Une vie de Rossini
Facétieux mais déprimé, précoce mais trop vite silencieux (retraité fortuné dès 37 ans…), Rossini (1792-1868) suscite bien des questions au regard de ses nombreuses et troublantes contradictions. Un compositeur trop vite happé par la machine à succès et l’ivresse d’une production lyrique étourdissante, révolutionnaire et singulière, peut-il connaître comme ses confrères moins « fracassants », la tranquillité d’une carrière plus équilibrée à l’âge mur? Les auteurs soulèvent bien des voiles dans le cas d’un auteur à la jeunesse magnifique et pourtant dangereuse…
Le texte est structuré en deux parties complémentaires: l’une biographique, l’autre thématique.
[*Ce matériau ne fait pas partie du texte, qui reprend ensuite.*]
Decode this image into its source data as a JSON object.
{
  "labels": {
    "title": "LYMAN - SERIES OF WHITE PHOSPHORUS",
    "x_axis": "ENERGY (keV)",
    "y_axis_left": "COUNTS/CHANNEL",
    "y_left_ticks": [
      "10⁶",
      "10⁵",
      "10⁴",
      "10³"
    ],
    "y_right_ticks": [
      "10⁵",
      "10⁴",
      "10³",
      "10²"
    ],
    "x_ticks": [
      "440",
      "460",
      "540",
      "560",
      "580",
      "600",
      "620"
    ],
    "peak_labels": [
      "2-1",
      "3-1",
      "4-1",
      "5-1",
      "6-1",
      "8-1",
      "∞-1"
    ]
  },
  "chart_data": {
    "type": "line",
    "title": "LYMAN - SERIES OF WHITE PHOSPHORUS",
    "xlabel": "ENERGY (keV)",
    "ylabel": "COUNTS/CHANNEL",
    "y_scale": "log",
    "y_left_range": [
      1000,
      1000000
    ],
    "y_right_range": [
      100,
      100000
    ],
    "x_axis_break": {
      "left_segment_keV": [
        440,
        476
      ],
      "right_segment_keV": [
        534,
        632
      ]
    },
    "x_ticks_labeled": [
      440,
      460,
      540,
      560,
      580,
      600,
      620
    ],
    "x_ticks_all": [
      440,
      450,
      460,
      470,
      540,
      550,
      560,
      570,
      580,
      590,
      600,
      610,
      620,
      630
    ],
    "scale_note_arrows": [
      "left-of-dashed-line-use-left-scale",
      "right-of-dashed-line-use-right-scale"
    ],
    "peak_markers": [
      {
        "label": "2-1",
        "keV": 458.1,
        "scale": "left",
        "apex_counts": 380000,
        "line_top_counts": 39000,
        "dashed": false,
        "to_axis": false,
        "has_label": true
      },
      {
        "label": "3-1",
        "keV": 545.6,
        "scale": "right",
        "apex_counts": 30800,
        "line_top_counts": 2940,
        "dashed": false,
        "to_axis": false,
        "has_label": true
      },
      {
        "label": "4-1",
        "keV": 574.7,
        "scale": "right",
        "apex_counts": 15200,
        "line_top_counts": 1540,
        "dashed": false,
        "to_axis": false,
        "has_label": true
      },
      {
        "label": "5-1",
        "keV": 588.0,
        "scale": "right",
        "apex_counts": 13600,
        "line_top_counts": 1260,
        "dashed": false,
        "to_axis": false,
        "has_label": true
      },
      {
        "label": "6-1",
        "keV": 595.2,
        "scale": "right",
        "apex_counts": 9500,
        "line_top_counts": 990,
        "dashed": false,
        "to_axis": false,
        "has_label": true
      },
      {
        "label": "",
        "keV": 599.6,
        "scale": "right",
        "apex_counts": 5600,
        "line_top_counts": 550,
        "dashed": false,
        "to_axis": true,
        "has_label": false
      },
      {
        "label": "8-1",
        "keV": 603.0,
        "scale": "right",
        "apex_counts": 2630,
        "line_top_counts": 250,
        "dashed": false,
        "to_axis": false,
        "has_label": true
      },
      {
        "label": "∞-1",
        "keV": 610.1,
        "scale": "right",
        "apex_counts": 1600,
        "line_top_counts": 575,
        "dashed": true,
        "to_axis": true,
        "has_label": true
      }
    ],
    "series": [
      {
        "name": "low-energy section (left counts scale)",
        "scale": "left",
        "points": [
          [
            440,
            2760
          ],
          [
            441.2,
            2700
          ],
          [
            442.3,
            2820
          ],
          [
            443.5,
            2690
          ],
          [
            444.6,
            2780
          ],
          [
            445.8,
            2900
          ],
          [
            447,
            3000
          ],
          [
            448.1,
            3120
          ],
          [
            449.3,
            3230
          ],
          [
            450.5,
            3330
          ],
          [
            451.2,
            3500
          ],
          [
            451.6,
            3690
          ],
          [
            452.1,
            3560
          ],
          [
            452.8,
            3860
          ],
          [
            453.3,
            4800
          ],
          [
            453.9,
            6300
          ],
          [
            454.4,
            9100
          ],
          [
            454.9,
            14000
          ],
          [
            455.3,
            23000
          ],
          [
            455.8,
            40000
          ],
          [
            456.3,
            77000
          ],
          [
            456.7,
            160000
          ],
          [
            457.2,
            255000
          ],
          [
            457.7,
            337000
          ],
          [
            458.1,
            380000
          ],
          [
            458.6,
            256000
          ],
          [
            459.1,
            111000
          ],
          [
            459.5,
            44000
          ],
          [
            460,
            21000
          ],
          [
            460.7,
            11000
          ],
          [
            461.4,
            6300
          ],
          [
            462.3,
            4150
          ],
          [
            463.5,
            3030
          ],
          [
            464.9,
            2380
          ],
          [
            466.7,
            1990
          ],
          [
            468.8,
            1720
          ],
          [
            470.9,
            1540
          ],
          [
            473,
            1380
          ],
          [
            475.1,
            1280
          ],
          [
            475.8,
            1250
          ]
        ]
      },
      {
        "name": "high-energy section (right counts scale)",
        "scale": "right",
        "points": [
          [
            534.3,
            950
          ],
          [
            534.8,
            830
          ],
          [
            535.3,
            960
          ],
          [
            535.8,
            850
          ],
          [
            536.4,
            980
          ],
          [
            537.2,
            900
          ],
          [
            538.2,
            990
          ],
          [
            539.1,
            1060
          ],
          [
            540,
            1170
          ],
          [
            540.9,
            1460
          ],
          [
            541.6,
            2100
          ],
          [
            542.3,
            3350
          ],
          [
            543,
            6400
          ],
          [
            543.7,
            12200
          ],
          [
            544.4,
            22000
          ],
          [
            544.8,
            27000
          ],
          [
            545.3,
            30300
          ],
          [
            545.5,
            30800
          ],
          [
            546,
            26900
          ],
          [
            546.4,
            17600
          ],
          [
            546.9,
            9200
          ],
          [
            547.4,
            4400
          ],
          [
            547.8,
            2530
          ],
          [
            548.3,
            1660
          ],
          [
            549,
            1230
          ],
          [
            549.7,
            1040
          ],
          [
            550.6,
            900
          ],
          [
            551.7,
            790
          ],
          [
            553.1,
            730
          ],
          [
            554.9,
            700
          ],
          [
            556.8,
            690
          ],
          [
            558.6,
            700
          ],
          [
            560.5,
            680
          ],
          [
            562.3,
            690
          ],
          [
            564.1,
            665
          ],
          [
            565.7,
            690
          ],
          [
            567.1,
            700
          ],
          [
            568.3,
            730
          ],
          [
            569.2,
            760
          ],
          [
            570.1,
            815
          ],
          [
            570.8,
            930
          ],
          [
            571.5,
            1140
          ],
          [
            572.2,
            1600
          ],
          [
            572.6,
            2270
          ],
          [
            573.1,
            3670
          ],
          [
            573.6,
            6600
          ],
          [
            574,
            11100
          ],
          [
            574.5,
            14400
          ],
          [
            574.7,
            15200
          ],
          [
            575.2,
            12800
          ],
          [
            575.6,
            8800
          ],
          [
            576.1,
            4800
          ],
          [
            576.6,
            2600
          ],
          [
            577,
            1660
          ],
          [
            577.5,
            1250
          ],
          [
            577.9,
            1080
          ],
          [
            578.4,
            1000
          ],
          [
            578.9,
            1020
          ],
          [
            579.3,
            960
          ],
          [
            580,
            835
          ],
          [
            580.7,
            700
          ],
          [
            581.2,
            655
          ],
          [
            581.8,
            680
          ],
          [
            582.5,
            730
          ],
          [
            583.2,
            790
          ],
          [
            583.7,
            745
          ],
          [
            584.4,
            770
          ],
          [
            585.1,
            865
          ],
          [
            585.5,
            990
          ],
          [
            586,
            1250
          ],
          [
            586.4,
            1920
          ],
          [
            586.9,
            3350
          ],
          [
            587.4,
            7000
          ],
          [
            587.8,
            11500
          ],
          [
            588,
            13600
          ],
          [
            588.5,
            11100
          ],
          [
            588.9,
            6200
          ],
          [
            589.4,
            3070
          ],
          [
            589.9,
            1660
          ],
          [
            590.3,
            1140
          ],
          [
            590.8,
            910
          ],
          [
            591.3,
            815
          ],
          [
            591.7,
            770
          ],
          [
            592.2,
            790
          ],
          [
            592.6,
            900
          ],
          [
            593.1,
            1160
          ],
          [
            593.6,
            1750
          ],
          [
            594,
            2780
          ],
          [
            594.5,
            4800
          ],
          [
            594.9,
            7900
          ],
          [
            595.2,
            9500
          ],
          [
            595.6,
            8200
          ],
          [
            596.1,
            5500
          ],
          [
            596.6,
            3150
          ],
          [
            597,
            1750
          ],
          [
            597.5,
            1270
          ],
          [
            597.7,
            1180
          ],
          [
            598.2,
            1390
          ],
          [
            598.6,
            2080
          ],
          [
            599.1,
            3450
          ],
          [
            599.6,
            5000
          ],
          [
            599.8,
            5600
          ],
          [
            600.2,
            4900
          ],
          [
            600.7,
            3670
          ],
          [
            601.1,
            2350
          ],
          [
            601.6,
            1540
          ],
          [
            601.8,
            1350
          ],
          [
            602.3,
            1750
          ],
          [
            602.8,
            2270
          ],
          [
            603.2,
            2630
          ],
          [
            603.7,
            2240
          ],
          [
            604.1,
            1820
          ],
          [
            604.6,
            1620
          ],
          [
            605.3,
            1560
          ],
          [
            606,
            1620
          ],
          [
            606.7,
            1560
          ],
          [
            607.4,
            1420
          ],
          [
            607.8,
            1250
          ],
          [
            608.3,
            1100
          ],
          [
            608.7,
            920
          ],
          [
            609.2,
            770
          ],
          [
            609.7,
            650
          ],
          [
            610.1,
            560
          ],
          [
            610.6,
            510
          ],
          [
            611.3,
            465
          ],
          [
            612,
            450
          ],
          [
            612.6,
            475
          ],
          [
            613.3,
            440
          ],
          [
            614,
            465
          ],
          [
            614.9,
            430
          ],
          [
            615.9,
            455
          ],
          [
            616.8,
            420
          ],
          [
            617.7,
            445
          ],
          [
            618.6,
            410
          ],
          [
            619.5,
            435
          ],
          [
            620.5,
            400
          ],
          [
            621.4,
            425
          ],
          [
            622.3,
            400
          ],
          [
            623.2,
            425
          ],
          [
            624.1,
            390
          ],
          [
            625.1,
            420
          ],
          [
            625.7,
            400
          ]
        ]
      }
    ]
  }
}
« Une vie de Rossini » évoque la naissance, les débuts vertigineux à Venise, Milan, Naples, Rome; la maturité des années 1816 (avec le Barbier de Séville) et 1817 (Rossini a 24 ans!); le transfert à Paris en 1824 (en pleine révolution romantique, celle d’Ernani de Victor Hugo, et de la Mort de Sardanapale de Delacroix), enfin l’ultime offrande: Guillaume Tell (1829), prélude au silence qui suit.. car même s’il y a par la suite, encore quelques joyaux à venir: la cantate Giovanna d’Arco, Les Péchés de vieillesse, La Petite Messe solennelle (1864), le Stabat Mater; en revanche, plus d’opéras; car le faiseur de magie scénique a décidé de se taire…
Puis, les « Variations rossiniennes » abordent en détail quelques aspects du phénomène Rossini, en particulier le profil humain, social, artistique, la personnalité gastronome d’un Rossini contradictoire (« de l’homme pressé à l’homme du passé »), qui recycle beaucoup ses anciennes mélodies… ; son apparente indifférence : il échappe aux révolutions politiques et artistiques de son temps (totale incompréhension vis à vis de Wagner qui le visite en 1860), et compose pour les têtes couronnées, revenues après l’épisode Napoléonien; sa vie privée: Rossini se marie deux fois (Isabella Colbran puis Olympe Pélissier); ses amitiés: il est moins l’ami de Stendhal que de Balzac, lequel lui écrit son admiration dans ses oeuvres comme La Femme de trente ans ou surtout ses nouvelles musicales, Gambara et Massimila Doni... ;il se passionne enfin, non sans raisons, pour le jeune Bellini dont la création des Puritains à Paris, devient un objectif qui passe avant tout… alors qu’il n’est plus directeur du Théâtre Italien (depuis octobre 1826); c’est enfin l’écriture vocale et instrumentale rossinienne (ce beau chant et ce respect subtil du sentiment qui saura se taire quand la barricade et le spectaculaire surgiront), et plus proche de nous, la renaissance des oeuvres de Rossini depuis les années 1980…
A l’image du sujet, le texte est enlevé, l’approche documentaire précise et les anecdotes empruntant à la propre correspondance d’un fieffé créateur, souvent surprenantes; l’homme reste comme son œuvre, très attachant: un ovni dans son temps, pape de l’opéra italien, virtuose du buffa, inventeur du grand opéra à la française mais déjà si verdien; esthète avant d’être dramaturge, pacifiste et à sa manière engagé pour la musique, très scrupuleux à défendre les moyens de création de ses oeuvres…
En complément, (en fin d’ouvrage): chronologie, discographie, vidéographie, bibliographie sommaire.
Jean et Jean-Philippe Thiellay: Rossini. Actes Sud. 224 pages. 18,50 euros. Parution: fin mars 2012.